CREATE TABLE mytable (
name string,
city string,
employee_id int )
PARTITIONED BY (year STRING, month STRING, day STRING)
CLUSTERED BY (employee_id) INTO 256 BUCKETS
The keyword PARTITIONED BY
will distribute the data in below like dir structure.
/user/hive/warehouse/mytable/y=2015/m=12/d=02
But am not able to understand, how employee_id
will be distributed among these directories ? 256 buckets (files) will be created, and all those files will be having all employee_id
but which file will sit under which dir, how that will be decided ?
Can anyone help me to understand this ?
Directories are partitions or table location. Buckets are files inside these directories.
Complex partitions are hierarchical directories. In your case:
`/user/hive/warehouse/mytable/` - Table location, contains partition directories:
`y=2015/` - year partition directory, contains months directories:
`m=12/` - month partition, contains days partitions directories:
`d=02/` - day partition, contains 256 files(buckets)
00000
...
00255
`d=03/` -Each day partition will contain 256 files (if you have enough data)
00000
...
00255
Each file will contain not all employee_id. Which record will sit in which file is decided using this formula:
bucket_number=hash_function(employee_id) MOD 256
Where hash_function
is integer, in case of Int employee_id
it is equal to employee_id.
256
- is the number of buckets
MOD 256
will produce integer values in the range [0..255], corresponding to bucket numbers.

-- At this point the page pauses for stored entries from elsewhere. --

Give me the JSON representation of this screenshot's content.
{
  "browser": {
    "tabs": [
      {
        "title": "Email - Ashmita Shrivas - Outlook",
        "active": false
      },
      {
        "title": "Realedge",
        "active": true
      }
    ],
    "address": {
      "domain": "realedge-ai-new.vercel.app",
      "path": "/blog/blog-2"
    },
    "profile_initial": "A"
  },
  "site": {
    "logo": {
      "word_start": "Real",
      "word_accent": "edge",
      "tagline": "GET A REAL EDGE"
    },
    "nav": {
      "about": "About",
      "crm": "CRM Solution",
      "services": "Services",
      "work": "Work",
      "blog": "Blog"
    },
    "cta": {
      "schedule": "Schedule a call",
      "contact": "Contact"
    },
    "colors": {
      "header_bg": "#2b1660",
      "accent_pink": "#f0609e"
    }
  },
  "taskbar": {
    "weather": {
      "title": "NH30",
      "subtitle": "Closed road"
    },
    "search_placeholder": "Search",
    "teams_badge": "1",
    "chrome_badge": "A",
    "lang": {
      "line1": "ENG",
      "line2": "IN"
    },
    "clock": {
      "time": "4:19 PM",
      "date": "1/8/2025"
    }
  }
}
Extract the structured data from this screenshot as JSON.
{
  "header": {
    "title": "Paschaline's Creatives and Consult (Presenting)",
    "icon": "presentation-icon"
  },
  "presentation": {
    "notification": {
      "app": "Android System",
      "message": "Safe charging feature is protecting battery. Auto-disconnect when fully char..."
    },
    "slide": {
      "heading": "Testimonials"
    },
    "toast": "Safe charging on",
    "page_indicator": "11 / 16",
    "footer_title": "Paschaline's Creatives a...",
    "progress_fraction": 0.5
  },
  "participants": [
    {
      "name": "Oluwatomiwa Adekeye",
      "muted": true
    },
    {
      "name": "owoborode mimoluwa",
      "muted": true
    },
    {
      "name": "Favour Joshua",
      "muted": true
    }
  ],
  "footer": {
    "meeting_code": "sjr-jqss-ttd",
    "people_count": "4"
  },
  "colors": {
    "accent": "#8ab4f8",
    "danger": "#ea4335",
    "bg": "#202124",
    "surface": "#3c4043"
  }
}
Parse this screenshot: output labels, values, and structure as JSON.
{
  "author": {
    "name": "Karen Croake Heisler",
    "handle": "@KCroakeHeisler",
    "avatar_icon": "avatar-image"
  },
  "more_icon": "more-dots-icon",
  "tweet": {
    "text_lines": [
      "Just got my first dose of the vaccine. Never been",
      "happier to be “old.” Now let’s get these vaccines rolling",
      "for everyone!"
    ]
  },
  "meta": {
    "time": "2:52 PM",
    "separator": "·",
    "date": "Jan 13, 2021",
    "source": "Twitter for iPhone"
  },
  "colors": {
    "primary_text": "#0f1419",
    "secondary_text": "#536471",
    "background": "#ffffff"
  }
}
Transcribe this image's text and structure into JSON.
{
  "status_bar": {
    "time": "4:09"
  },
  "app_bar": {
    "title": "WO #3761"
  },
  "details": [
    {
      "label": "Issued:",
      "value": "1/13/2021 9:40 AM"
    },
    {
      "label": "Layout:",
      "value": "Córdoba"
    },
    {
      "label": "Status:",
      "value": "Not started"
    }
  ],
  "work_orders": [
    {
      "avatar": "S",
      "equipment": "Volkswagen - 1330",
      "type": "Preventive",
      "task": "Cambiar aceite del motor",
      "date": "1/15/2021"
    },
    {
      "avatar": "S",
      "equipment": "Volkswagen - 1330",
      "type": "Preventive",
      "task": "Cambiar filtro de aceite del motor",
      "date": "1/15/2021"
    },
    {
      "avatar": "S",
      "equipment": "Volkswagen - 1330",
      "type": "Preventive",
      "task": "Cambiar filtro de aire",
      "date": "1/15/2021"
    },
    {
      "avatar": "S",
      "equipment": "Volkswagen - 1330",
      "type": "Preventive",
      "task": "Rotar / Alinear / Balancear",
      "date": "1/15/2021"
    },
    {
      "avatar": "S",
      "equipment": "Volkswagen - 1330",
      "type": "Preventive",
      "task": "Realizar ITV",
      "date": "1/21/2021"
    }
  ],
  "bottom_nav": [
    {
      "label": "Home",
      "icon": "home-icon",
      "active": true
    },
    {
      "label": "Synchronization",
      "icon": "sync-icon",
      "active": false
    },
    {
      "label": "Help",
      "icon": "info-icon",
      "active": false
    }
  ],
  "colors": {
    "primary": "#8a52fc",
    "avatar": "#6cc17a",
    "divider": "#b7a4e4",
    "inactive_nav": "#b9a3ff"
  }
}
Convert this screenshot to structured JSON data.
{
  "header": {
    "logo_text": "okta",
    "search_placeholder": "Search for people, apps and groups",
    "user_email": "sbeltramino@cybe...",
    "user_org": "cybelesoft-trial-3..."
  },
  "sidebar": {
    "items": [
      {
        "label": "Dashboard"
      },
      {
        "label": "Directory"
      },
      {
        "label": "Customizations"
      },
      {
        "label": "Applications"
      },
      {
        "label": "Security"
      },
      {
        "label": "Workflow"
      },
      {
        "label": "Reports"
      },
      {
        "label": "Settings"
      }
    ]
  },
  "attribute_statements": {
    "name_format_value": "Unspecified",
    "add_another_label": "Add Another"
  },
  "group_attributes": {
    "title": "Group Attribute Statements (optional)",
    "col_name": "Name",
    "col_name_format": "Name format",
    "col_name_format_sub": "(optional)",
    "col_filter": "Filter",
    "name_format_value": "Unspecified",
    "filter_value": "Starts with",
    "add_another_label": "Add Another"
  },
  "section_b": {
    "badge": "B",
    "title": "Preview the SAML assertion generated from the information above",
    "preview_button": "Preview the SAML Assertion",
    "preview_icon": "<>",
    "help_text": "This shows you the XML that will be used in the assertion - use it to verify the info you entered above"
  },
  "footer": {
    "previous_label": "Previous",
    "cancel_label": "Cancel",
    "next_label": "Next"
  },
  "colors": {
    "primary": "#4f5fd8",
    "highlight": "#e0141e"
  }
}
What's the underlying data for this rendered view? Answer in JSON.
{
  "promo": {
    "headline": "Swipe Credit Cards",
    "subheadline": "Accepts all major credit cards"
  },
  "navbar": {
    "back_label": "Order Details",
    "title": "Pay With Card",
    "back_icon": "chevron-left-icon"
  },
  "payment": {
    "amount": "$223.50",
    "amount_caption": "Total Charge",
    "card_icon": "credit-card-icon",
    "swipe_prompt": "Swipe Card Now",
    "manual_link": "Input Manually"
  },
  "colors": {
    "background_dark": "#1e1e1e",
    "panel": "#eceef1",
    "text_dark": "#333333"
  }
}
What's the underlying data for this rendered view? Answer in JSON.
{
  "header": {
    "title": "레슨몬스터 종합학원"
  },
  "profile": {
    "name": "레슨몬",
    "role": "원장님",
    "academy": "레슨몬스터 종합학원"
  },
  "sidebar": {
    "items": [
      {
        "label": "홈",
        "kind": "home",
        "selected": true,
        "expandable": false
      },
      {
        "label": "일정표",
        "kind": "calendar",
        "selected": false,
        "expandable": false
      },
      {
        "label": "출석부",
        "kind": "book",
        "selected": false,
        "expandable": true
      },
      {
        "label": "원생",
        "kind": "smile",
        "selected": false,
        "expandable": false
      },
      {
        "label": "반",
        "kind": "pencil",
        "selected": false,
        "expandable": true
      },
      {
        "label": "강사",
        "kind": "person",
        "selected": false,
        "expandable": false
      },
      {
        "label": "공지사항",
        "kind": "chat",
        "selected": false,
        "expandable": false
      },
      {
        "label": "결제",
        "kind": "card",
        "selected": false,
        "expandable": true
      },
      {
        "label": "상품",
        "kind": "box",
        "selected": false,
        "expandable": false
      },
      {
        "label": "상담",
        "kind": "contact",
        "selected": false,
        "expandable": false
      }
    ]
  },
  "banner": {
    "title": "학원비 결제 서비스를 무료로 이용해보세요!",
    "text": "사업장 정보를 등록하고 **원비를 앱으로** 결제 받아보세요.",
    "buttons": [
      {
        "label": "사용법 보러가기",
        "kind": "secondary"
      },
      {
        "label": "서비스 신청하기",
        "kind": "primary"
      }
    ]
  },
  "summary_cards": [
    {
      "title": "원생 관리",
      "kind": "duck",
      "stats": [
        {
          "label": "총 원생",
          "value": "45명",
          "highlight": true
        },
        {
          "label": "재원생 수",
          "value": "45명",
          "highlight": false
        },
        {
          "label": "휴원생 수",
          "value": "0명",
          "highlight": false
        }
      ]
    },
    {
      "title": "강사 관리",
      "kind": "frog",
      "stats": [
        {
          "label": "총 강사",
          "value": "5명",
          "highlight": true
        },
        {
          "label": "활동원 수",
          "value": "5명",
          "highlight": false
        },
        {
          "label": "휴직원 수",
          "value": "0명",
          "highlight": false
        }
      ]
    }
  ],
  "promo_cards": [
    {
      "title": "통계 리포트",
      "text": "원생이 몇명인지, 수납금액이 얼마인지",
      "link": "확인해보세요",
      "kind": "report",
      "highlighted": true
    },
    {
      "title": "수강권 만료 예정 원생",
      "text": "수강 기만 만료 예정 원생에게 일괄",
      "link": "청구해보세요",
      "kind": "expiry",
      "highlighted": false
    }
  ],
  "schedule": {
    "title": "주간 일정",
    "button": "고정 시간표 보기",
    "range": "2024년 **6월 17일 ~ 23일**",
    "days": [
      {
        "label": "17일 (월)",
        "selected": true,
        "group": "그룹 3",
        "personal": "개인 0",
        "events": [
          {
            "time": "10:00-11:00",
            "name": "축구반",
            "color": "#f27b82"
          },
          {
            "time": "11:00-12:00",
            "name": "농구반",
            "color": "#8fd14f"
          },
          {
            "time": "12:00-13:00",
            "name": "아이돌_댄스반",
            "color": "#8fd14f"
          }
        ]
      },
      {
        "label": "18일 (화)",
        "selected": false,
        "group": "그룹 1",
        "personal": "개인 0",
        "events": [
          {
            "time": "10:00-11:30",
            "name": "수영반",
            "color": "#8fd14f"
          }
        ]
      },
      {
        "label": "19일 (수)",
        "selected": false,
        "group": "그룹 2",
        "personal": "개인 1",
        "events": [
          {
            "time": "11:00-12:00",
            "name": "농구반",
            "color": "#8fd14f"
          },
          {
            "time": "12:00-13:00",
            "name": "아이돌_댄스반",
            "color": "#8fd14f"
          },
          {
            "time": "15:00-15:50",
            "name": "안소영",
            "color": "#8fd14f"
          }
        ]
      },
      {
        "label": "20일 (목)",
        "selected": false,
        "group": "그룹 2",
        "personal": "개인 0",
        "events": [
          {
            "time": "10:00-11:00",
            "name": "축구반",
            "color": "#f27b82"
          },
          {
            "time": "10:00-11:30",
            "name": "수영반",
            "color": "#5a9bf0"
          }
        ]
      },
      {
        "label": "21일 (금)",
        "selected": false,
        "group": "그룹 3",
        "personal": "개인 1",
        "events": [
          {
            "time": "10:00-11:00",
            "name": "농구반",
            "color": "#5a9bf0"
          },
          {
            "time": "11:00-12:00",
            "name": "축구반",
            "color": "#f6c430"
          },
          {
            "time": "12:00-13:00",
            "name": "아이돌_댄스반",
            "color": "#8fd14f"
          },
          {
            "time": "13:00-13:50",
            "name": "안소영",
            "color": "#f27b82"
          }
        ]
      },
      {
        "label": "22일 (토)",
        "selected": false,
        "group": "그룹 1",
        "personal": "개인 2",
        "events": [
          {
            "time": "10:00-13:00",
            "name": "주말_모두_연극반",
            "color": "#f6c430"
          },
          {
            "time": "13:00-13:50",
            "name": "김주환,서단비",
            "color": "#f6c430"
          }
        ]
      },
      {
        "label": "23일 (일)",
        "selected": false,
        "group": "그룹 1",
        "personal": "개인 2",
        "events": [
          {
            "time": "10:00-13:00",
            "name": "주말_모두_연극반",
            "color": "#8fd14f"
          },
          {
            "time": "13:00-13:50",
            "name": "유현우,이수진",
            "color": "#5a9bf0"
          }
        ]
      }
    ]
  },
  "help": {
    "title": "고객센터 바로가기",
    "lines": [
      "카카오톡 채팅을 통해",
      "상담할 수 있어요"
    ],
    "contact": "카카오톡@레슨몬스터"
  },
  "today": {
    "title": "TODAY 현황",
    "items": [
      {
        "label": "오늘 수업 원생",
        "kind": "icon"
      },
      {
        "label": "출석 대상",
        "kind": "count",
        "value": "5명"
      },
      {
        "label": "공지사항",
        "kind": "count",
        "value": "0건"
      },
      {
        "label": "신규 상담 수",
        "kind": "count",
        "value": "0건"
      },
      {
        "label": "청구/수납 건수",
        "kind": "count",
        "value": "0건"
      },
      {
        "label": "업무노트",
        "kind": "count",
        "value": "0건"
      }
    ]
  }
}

The same id's will always be in the same buckets. Each daily partition will contain it's own files(buckets), up to 256 buckets in each.
Say, employee_id = 1024 goes into bucket 0, if the same employee_id exists in many days, it will be in file 00000 in each day directory.
employee_id=1050
goes into file 000026 because 1050 MOD 256 = 26
.
So, first the data is partitioned by partition key, inside partitions it is bucketed (distributed between files).